Marie Claire's family fled from the Democratic Republic of the Congo to Zambia and applied for refugee status. Aged 12, Marie Claire's mother died in front of her as her parents were brutally attacked. Years later, their refugee status was approved and they were sent to Lancaster, Pennsylvania in the U.S. Though she struggled with the education systems in Zambia and the U.S., Marie Claire graduated high school at 19. Jennifer, working with the Church World Service, helped the family adjust to America, and acted as Marie Claire's "American mum". Ajida fled with her husband and children from the Rohingya genocide in Myanmar to Bangladesh, where they are forced to remain in camps. Ajida makes stoves from clay in the camp. Farah was born in Uganda. She grew up in Canada after Idi Amin revoked Asian Ugandans' citizenship. Farah became CEO of Malala Fund.
An epilogue discusses Yousafzai's 2018 visit to Pakistan, while the "About the Contributors" chapter describes each person's current status.
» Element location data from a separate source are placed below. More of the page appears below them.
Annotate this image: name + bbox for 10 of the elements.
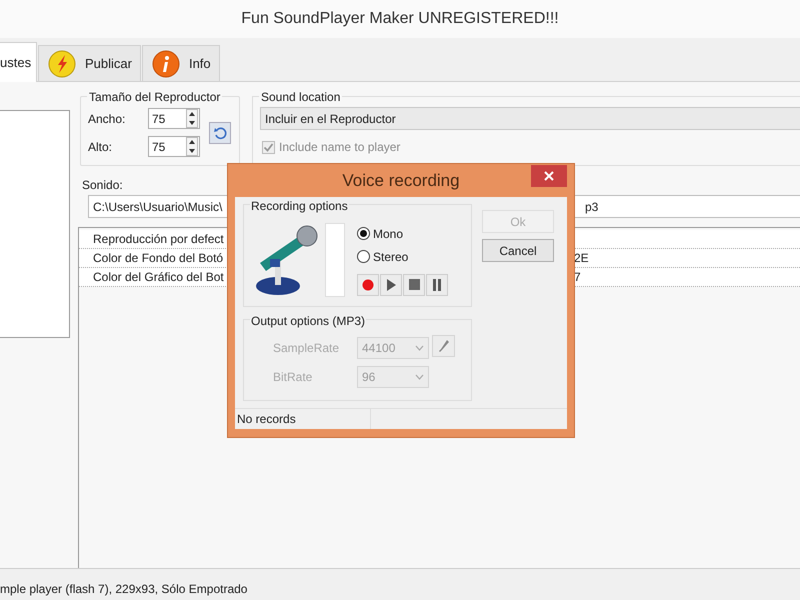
field-label: BitRate	[273, 369, 314, 386]
checkbox-label: Include name to player	[279, 139, 400, 156]
field-label: SampleRate	[273, 340, 340, 357]
field-label: Sonido:	[82, 178, 123, 192]
dialog-title: Voice recording	[342, 170, 460, 192]
field-label: Alto:	[88, 138, 114, 156]
window-title: Fun SoundPlayer Maker UNREGISTERED!!!	[241, 9, 559, 29]
status-text: No records	[235, 409, 371, 429]
status-text: mple player (flash 7), 229x93, Sólo Empotrado	[0, 580, 248, 598]
field-label: Ancho:	[88, 110, 126, 128]
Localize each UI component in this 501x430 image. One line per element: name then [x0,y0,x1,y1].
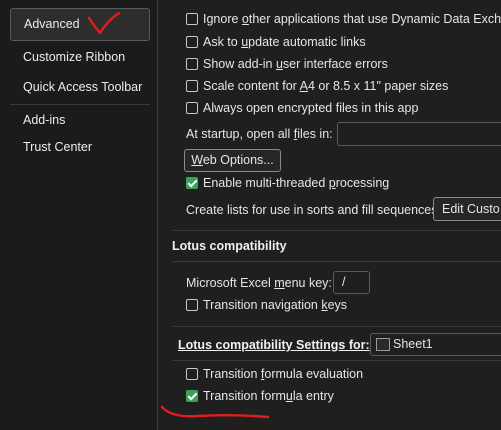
startup-folder-label: At startup, open all files in: [186,127,333,141]
checkbox[interactable] [186,102,198,114]
lotus-settings-title: Lotus compatibility Settings for: [178,338,370,352]
multithreaded-label: Enable multi-threaded processing [203,176,390,190]
checkbox[interactable] [186,390,198,402]
startup-folder-input[interactable] [337,122,501,146]
create-lists-label: Create lists for use in sorts and fill s… [186,203,441,217]
checkbox[interactable] [186,80,198,92]
show-addin-errors-label: Show add-in user interface errors [203,57,388,71]
checkbox[interactable] [186,299,198,311]
menu-key-label: Microsoft Excel menu key: [186,276,332,290]
sidebar-item-advanced[interactable]: Advanced [10,8,150,41]
edit-custom-lists-button[interactable]: Edit Custo [433,197,501,221]
sidebar-item-trust-center[interactable]: Trust Center [10,132,150,162]
sheet-select-value: Sheet1 [393,337,433,351]
checkbox[interactable] [186,368,198,380]
section-divider [172,261,501,262]
transition-formula-eval-label: Transition formula evaluation [203,367,364,381]
sidebar-item-customize-ribbon[interactable]: Customize Ribbon [10,42,150,72]
checkbox[interactable] [186,58,198,70]
transition-nav-keys-label: Transition navigation keys [203,298,348,312]
ignore-dde-label: Ignore other applications that use Dynam… [203,12,501,26]
annotation-checkmark [87,11,121,35]
menu-key-input[interactable]: / [333,271,370,294]
annotation-underline [160,405,270,419]
open-encrypted-label: Always open encrypted files in this app [203,101,419,115]
checkbox[interactable] [186,13,198,25]
sheet-icon [376,338,390,351]
checkbox[interactable] [186,36,198,48]
web-options-button[interactable]: Web Options... [184,149,281,172]
sidebar-divider [157,0,158,430]
checkbox[interactable] [186,177,198,189]
scale-content-label: Scale content for A4 or 8.5 x 11" paper … [203,79,449,93]
section-divider [172,360,501,361]
transition-formula-entry-label: Transition formula entry [203,389,334,403]
sidebar-item-add-ins[interactable]: Add-ins [10,105,150,135]
sheet-select[interactable]: Sheet1 [370,333,501,356]
section-divider [172,230,501,231]
sidebar-item-quick-access-toolbar[interactable]: Quick Access Toolbar [10,72,150,102]
ask-update-links-label: Ask to update automatic links [203,35,366,49]
lotus-compat-title: Lotus compatibility [172,239,287,253]
section-divider [172,326,501,327]
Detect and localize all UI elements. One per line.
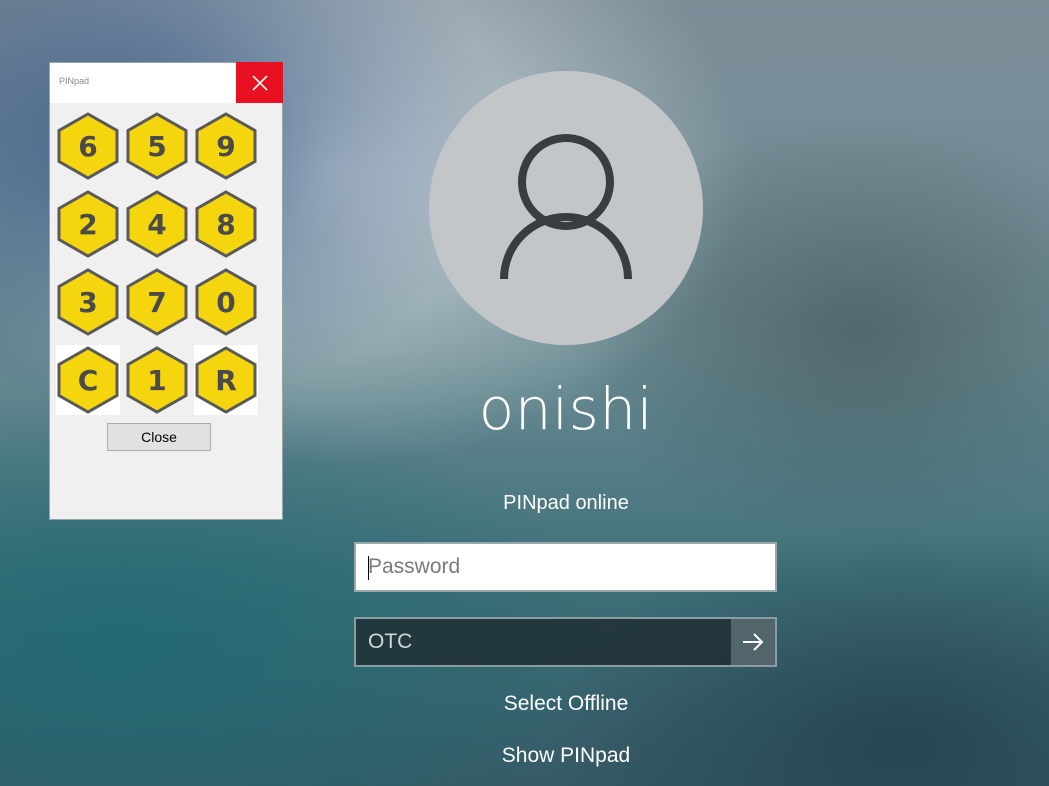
pinpad-key-label: 6 bbox=[78, 129, 98, 163]
otc-field[interactable] bbox=[356, 619, 731, 665]
text-caret bbox=[368, 556, 369, 580]
pinpad-key-label: 8 bbox=[216, 207, 236, 241]
select-offline-link[interactable]: Select Offline bbox=[366, 692, 766, 716]
password-field[interactable] bbox=[356, 544, 775, 590]
password-field-container bbox=[354, 542, 777, 592]
pinpad-key-label: 7 bbox=[147, 285, 167, 319]
pinpad-titlebar[interactable]: PINpad bbox=[50, 62, 283, 103]
pinpad-key-label: R bbox=[215, 363, 237, 397]
show-pinpad-link[interactable]: Show PINpad bbox=[366, 744, 766, 768]
user-icon bbox=[500, 134, 632, 280]
pinpad-key[interactable]: 9 bbox=[194, 111, 258, 181]
pinpad-key-label: 3 bbox=[78, 285, 98, 319]
pinpad-key[interactable]: 5 bbox=[125, 111, 189, 181]
window-close-button[interactable] bbox=[236, 62, 283, 103]
pinpad-status: PINpad online bbox=[503, 492, 629, 514]
pinpad-key-label: 2 bbox=[78, 207, 98, 241]
otc-field-container bbox=[354, 617, 777, 667]
pinpad-key[interactable]: 3 bbox=[56, 267, 120, 337]
close-icon bbox=[251, 74, 268, 91]
pinpad-key-label: 0 bbox=[216, 285, 236, 319]
pinpad-key-label: 5 bbox=[147, 129, 167, 163]
pinpad-window-title: PINpad bbox=[59, 76, 90, 86]
pinpad-close-button[interactable]: Close bbox=[107, 423, 211, 451]
username: onishi bbox=[478, 375, 654, 443]
pinpad-key[interactable]: 0 bbox=[194, 267, 258, 337]
pinpad-key-clear[interactable]: C bbox=[56, 345, 120, 415]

In The Irish News, Luke Rix-Standing gave the book a rating of nine out of ten, praising its "searingly honest vulnerability". Rix-Standing particularly praised Malala's story and her writing style, commenting that her "simple, emotive language" and "short, sharp sentences" let the narrative "speak for itself". Fernanda Santos of The New York Times gave the book a positive review, calling it "stirring and timely". Santos praised its "deeply personal stories" and approved that Yousafzai's introduction to each refugee's story give the reader "easy-to-digest lessons in world affairs".
Nayare Ali of the Deccan Chronicle lauded the book as "an eye-opener to the refugee crisis in the post modern world". Ali stated that it contains "several sad, heart wrenching tales that make you deeply gratified for every blessing in life". In a positive review in The Week, Mandira Nayar opined that "this is a story we need to hear. Again. And again." Nayar praised the book's "powerful picture of exile and hope". A Publishers Weekly review commended the writers' "strength, resilience, and hope in the face of trauma" and praised the "profoundly moving" message of the book.
In the "Young Adult Hardcover" section of The New York Times' bestseller list, We Are Displaced reached position #5 on 27 January 2019 and remained on the list in position #7 the following week. On Twitter, business magnate Bill Gates wrote of the book: "I can't think of a better person to bring these stories to light. Congratulations, Malala." Bollywood actor Katrina Kaif praised the book's stories as "moving and inspiring in equal measure".